With her mom being a lacrosse coach, it might seem natural that Christina Gagnon would gravitate to playing the sport.
It took a while, however, for the St. Paul’s (Md.) senior midfielder to share her mother’s passion for lacrosse.
A late-discovered appreciation for the sport didn’t limit her ability to produce for the Gators. Gagnon tallied 60 points on 36 goals and 24 assists to lead her team to a No. 1 national ranking and a 15-1 season that included the program’s first Interscholastic Athletic Association of Maryland A Conference Championship.
Gagnon, who may as well have been born with a crosse in hand, is the Nike/USA Lacrosse National and Mid-Atlantic Girls’ Player of the Year.
“I played one year barely of rec lacrosse, and I absolutely hated it,” Gagnon recalled. “I thought it was so stupid with all the whistles. I was like, ‘Mom, why didn’t you tell me the rules?’ I ran through the crease my first game. I didn’t know what was going on. I was such a soccer player. It took me a while.”
Gagnon was focused at the time on another Gagnon family sport — soccer. The youngest of five children, including three brothers, Gagnon played competitive travel soccer for Maryland United.
“Even in family soccer games, they never let me off easy,” Gagnon said. “I had to hold my own. My brother and I always played 1-v-1, trampoline soccer, we called it. He always played his hardest. He never let me by easy. That’s a big impact on how I play now, how my competitive drive is. I’m going to play just as hard as I would play against my brother.”
Just before she got to middle school, Gagnon joined her mother’s M&D club lacrosse team. There, she found the competitiveness that she craved. The skill work would come over the next six years as she poured more energy into it.
“When I joined M&D, that’s when I started liking lacrosse,” Gagnon said. “I played defense at first. It took me a couple years, and then I really fell in love with it and I decided on lacrosse over soccer in the long run.”
Gagnon’s passion for lacrosse grew from there, which made it all the more difficult when she lost back-to-back spring seasons, first to a torn ACL suffered just before her sophomore season and then to the COVID-19 pandemic her junior season.
It set the stage for this spring’s return to play.
“We wanted it so bad,” Gagnon said. “Those two years, or one year for some people, it was crazy motivation for us. I know everyone went through it, but for me it was an extra year.”
Gagnon made the most of her final season with St. Paul’s. She was the catalyst for one of the best seasons in program history.
That at least erased some of the sting of the missed time.

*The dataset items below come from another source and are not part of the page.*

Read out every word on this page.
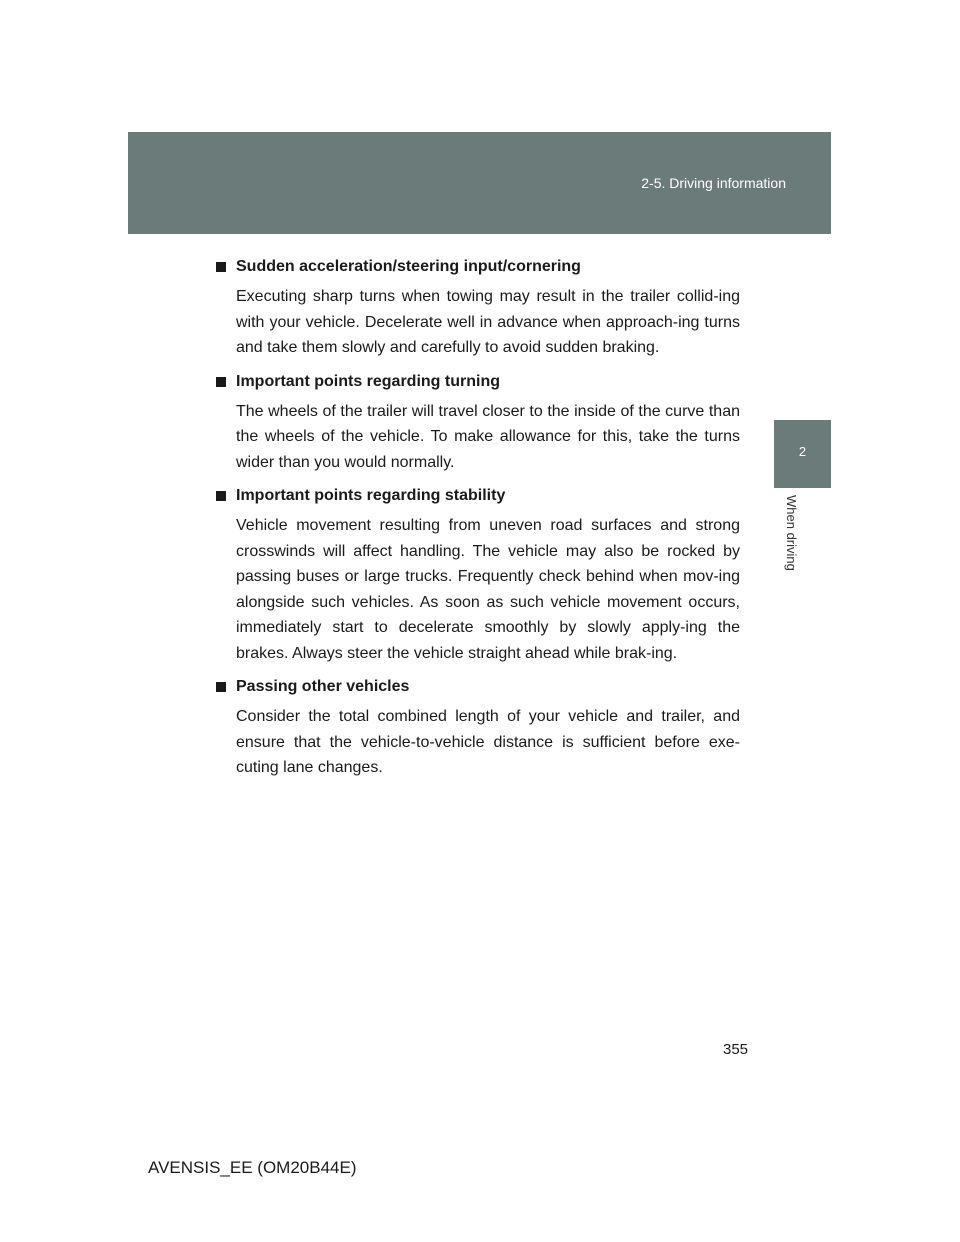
2-5. Driving information
2
When driving
Sudden acceleration/steering input/cornering

Executing sharp turns when towing may result in the trailer collid-ing with your vehicle. Decelerate well in advance when approach-ing turns and take them slowly and carefully to avoid sudden braking.

Important points regarding turning

The wheels of the trailer will travel closer to the inside of the curve than the wheels of the vehicle. To make allowance for this, take the turns wider than you would normally.

Important points regarding stability

Vehicle movement resulting from uneven road surfaces and strong crosswinds will affect handling. The vehicle may also be rocked by passing buses or large trucks. Frequently check behind when mov-ing alongside such vehicles. As soon as such vehicle movement occurs, immediately start to decelerate smoothly by slowly apply-ing the brakes. Always steer the vehicle straight ahead while brak-ing.

Passing other vehicles

Consider the total combined length of your vehicle and trailer, and ensure that the vehicle-to-vehicle distance is sufficient before exe-cuting lane changes.

355
AVENSIS_EE (OM20B44E)
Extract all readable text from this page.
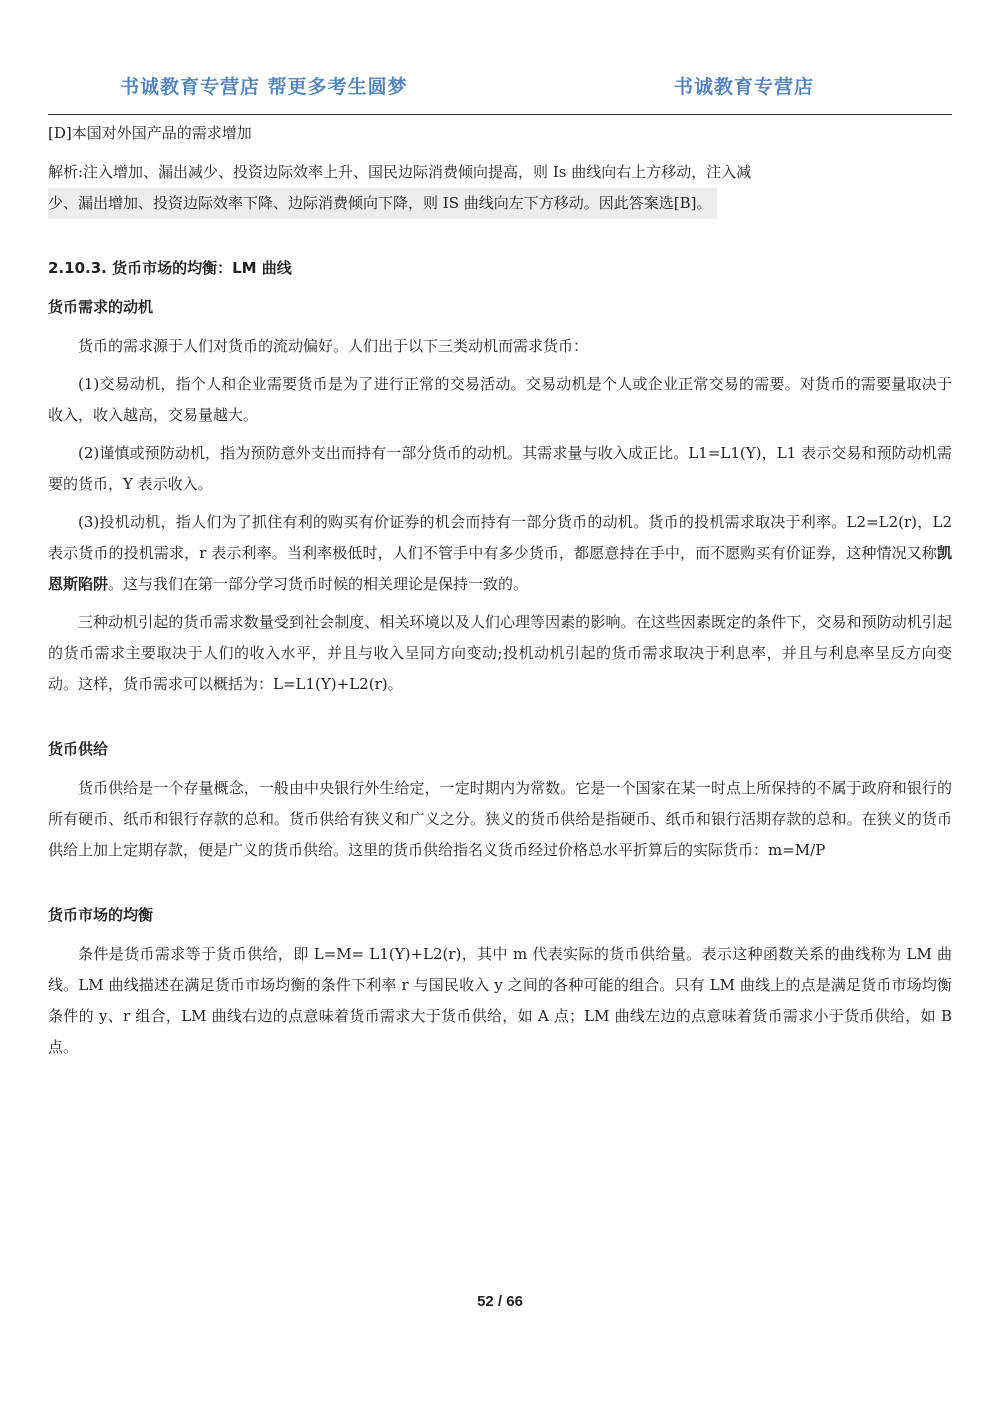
书诚教育专营店 帮更多考生圆梦	书诚教育专营店
[D]本国对外国产品的需求增加
解析:注入增加、漏出减少、投资边际效率上升、国民边际消费倾向提高，则 Is 曲线向右上方移动，注入减
少、漏出增加、投资边际效率下降、边际消费倾向下降，则 IS 曲线向左下方移动。因此答案选[B]。
2.10.3. 货币市场的均衡：LM 曲线
货币需求的动机

货币的需求源于人们对货币的流动偏好。人们出于以下三类动机而需求货币：

(1)交易动机，指个人和企业需要货币是为了进行正常的交易活动。交易动机是个人或企业正常交易的需要。对货币的需要量取决于收入，收入越高，交易量越大。

(2)谨慎或预防动机，指为预防意外支出而持有一部分货币的动机。其需求量与收入成正比。L1=L1(Y)，L1 表示交易和预防动机需要的货币，Y 表示收入。

(3)投机动机，指人们为了抓住有利的购买有价证券的机会而持有一部分货币的动机。货币的投机需求取决于利率。L2=L2(r)，L2 表示货币的投机需求，r 表示利率。当利率极低时，人们不管手中有多少货币，都愿意持在手中，而不愿购买有价证券，这种情况又称凯恩斯陷阱。这与我们在第一部分学习货币时候的相关理论是保持一致的。

三种动机引起的货币需求数量受到社会制度、相关环境以及人们心理等因素的影响。在这些因素既定的条件下，交易和预防动机引起的货币需求主要取决于人们的收入水平，并且与收入呈同方向变动;投机动机引起的货币需求取决于利息率，并且与利息率呈反方向变动。这样，货币需求可以概括为：L=L1(Y)+L2(r)。

货币供给

货币供给是一个存量概念，一般由中央银行外生给定，一定时期内为常数。它是一个国家在某一时点上所保持的不属于政府和银行的所有硬币、纸币和银行存款的总和。货币供给有狭义和广义之分。狭义的货币供给是指硬币、纸币和银行活期存款的总和。在狭义的货币供给上加上定期存款，便是广义的货币供给。这里的货币供给指名义货币经过价格总水平折算后的实际货币：m=M/P

货币市场的均衡

条件是货币需求等于货币供给，即 L=M= L1(Y)+L2(r)，其中 m 代表实际的货币供给量。表示这种函数关系的曲线称为 LM 曲线。LM 曲线描述在满足货币市场均衡的条件下利率 r 与国民收入 y 之间的各种可能的组合。只有 LM 曲线上的点是满足货币市场均衡条件的 y、r 组合，LM 曲线右边的点意味着货币需求大于货币供给，如 A 点；LM 曲线左边的点意味着货币需求小于货币供给，如 B 点。

52 / 66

“With my injury and COVID, it was so amazing to end like that,” Gagnon said. “It did match my dreams and my expectations. It was an amazing, amazing season with our team. We had so much fun, not just that we were successful. We had the greatest time. We always talk about how much we could go back in time and replay it.”
Gagnon put a cap on her high school career as she helped the Gators Lax club win the White Session final at the National High School Lacrosse Showcase. Gagnon had four goals and an assist in a 14-7 win over the ABC team from Pennsylvania in the final, the sort of performance that St. Paul’s has come to expect of her.
“She’s a player we needed on the field,” said Mary Gagnon, Christina’s mom and coach at both St. Paul’s and her M&D club team. “She contributed in different roles and different ways. She’s a leader. She just plays really hard.”